What do you think? Should I submit a patch for that?
Best Regards
Ingo Oeser
Ingo Oeser wrote:
> On Saturday 26 May 2007, Patrick McHardy wrote:
>
>>net/8021q ignores the VLAN header overhead, so we should probably do the
>>same here for consistency. Using IS_VLAN_IP (and IS_PPPOE_IP for current
>>-rc) looks fine, additionally we should probably also check for
>>skb->nfct != NULL to make sure that at least without connection tracking
>>the bridge doesn't perform fragmentation.
>
>
> And could we separe the conditions for that into a static helper function
> explaining each of these conditions? e.g. sth. like that:
The MTU checks are self-explanatory. Just a comment above the function
stating that it tries to find out whether a packet needs to be
refragmented because it was defragmented by IPv4 connection tracking
and exceeds the MTU should be enough.
> static bool br_nf_need_fragment(struct sk_buff *skb)
> {
> /* Plain IP packet does not fit in MTU */
> if (!(skb->protocol == htons(ETH_P_IP) && skb->len > skb->dev->mtu))
> return true;
>
> /* VLAN encapsulated IP packet does not fit in MTU */
> if (IS_VLAN_IP(skb) && skb->len > skb->dev->mtu - VLAN_HLEN)
> return true;
>
> /* PPPoE encapsulated IP packet does not fit in MTU */
> if (IS_PPPOE_IP(skb) && skb->len > skb->dev->mtu - PPPOE_SES_HLEN)
> return true;
>
> return false;
> }
As I said, I don't think we should account for the VLAN header overhead,
the VLAN code itself doesn't even do it. And we should exclude packets
that don't have a connection tracking reference attached since we are
only undoing the damage connection tracking did by defragmenting it
and should avoid fragmenting other packets as good as possible.

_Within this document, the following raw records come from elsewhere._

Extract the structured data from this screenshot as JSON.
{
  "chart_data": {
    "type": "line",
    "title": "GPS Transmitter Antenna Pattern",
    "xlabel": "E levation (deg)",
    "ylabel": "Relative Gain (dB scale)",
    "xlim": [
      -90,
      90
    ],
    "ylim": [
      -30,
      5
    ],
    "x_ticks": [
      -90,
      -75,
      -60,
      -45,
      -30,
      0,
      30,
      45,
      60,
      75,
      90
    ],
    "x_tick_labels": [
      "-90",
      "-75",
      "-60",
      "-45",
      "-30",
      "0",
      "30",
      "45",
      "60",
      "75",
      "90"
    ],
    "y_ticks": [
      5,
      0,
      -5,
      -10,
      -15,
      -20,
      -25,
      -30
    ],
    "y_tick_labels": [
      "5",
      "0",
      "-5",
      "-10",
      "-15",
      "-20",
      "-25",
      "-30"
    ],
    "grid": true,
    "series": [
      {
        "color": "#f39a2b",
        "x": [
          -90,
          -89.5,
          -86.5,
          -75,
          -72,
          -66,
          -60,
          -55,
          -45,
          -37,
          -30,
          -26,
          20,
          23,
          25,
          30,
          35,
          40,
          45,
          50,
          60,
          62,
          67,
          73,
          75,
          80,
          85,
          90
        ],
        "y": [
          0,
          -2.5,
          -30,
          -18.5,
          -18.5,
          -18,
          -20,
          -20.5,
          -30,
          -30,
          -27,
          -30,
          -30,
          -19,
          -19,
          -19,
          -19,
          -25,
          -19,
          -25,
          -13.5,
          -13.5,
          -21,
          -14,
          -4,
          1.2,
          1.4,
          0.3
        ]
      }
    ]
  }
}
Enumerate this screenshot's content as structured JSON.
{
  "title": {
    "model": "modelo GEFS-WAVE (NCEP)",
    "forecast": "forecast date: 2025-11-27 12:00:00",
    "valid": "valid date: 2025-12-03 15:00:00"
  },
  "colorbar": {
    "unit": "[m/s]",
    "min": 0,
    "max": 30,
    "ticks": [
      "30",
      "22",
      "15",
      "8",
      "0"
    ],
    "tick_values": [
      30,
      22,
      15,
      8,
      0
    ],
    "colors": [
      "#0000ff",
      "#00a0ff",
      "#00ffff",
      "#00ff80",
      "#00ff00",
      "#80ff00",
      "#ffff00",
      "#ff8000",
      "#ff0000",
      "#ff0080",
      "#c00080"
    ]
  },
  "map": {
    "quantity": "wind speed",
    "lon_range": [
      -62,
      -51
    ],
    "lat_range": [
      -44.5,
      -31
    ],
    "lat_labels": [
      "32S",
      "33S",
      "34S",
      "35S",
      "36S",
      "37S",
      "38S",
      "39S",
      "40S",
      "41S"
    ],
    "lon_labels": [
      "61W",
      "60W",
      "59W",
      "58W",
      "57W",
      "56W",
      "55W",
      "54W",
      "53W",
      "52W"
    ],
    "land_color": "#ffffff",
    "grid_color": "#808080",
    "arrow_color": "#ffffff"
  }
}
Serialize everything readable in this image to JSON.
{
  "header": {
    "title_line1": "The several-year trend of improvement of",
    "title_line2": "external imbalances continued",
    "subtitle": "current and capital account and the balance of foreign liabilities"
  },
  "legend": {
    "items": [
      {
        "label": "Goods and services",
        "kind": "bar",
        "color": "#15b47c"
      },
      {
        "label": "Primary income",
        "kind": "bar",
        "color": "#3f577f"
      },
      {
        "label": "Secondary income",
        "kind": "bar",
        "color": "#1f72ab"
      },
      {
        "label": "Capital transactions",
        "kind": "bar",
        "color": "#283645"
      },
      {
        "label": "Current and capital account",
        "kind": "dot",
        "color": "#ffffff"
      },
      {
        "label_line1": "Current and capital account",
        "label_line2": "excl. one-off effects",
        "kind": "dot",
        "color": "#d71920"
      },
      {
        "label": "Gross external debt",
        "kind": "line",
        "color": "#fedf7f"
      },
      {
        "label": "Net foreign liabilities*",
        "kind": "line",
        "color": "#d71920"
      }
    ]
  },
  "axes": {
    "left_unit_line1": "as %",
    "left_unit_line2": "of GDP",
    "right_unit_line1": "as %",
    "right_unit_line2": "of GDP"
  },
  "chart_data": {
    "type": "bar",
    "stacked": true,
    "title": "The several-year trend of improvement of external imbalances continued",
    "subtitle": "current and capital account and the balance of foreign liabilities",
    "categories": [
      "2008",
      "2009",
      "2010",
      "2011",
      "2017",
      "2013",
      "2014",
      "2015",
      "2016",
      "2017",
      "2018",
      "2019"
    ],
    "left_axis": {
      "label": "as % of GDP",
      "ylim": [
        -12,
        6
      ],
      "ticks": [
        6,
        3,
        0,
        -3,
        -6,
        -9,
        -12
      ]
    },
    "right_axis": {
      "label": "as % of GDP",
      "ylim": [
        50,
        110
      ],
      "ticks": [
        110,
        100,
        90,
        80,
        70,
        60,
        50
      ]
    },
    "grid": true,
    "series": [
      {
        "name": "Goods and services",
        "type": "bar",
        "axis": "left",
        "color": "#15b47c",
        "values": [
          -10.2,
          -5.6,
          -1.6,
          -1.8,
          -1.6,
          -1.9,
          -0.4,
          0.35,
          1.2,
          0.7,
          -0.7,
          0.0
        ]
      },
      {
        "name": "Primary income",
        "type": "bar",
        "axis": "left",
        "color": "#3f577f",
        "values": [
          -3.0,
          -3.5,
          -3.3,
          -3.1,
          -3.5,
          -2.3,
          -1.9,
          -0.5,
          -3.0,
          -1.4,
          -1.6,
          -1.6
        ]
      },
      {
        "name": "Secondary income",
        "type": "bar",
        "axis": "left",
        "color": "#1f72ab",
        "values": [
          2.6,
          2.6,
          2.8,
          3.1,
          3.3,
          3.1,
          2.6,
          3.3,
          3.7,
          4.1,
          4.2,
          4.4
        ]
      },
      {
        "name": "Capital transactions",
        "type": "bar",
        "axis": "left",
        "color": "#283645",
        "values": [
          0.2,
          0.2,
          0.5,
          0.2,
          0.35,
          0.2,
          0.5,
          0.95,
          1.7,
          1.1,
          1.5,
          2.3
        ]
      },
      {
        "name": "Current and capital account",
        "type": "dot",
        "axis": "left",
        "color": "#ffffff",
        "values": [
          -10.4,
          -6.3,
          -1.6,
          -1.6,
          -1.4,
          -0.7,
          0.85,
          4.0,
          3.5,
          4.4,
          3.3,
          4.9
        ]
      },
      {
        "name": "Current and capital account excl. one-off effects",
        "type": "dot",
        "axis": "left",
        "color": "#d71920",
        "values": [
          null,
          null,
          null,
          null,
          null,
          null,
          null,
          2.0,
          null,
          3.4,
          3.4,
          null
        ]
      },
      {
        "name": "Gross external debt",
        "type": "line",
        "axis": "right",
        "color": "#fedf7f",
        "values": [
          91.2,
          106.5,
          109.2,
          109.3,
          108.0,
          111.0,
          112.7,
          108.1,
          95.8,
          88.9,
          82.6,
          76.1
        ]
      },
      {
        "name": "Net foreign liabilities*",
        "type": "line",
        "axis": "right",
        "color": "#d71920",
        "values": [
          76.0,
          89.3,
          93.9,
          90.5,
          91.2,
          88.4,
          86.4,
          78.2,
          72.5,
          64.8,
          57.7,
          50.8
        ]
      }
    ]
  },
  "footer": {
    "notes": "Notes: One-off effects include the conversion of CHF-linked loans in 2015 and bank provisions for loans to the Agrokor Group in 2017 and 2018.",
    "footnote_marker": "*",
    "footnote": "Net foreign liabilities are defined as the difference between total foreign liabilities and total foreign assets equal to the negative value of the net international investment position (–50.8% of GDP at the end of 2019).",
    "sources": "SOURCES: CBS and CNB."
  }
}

> and then br_nf_dev_queue_xmit() becomes:
>
> static int br_nf_dev_queue_xmit(struct sk_buff *skb)
> {
> if (br_nf_need_fragment(skb) && !skb_is_gso(skb))
> return ip_fragment(skb, br_dev_queue_push_xmit);
> else
> return br_dev_queue_push_xmit(skb);
> }
>
> which is much more readable, more documented and doesn't contain a condition monster :-)
>
> @Patrick: Could you check, wether the PPPoE case is correct?
It looks OK. But there is another problem, ip_fragment doesn't care
about the PPPoE overhead and produces a packet that will be too large
after restoring the PPPoE header. A second __fake_rtable that accounts
for the PPPoE overhead could probably fix that ..
> What do you think? Should I submit a patch for that?
Sure :)